Aussie AI

Untokenization

  • Book Excerpt from "Generative AI in C++"
  • by David Spuler, Ph.D.

Untokenization

An important practical point is that you need reverse tokenization in your AI engine. The result of inference is a sequence of tokens to output, which must be converted back from token numbers to printable text. This is not very technically difficult, since each token number in the vocabulary represents a unique sequence of characters. The main point is that you still need the text strings for all 50,000 tokens, even if you've used an automaton to hide them all behind obscure numbers in your lexer.

Another practical matter is the removal of any special non-output tokens. For example, your engine might use “end-of-input” or “unknown token” tokens, and the WordPiece tokenization algorithm has special “##” tokens. Any of these might appear in the output stream from your decoding algorithm, and you have to decide whether to output these oddities, and if so, how.

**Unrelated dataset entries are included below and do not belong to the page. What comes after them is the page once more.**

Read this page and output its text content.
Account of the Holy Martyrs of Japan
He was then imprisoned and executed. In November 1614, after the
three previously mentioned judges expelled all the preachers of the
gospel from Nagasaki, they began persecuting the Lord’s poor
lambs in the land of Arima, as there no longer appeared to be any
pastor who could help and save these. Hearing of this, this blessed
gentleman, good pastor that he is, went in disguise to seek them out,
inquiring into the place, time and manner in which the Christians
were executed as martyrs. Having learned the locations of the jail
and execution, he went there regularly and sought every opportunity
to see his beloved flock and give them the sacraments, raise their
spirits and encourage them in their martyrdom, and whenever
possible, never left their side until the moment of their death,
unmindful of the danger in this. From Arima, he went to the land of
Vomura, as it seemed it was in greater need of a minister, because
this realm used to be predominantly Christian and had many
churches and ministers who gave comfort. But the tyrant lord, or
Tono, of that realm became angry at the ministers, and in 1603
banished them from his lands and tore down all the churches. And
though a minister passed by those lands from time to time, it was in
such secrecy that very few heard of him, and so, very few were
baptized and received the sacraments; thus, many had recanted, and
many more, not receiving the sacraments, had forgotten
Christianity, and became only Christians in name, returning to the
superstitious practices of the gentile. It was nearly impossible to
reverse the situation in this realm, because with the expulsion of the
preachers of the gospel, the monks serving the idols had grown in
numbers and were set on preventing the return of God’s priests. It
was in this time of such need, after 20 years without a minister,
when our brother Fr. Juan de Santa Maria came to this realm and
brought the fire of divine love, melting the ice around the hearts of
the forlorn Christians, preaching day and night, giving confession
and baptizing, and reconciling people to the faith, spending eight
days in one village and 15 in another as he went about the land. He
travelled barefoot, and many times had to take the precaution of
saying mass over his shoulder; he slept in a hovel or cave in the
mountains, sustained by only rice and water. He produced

Encoding is an issue for the output of text. Personally, I think UTF8 is best in C++ because it's easy to work with, although it can be longer in terms of bytes. You need to ensure that the encoding of the de-tokenized tokens matches the encoding you want, and also that the encoding settings in your web page display match the encoding your engine is emitting.

Image models have a different issue in de-tokenization. What does each token represent? A pixel? This is a practical coding matter in terms of emitting the image and also adding the extra formatting bytes for the chosen image file format.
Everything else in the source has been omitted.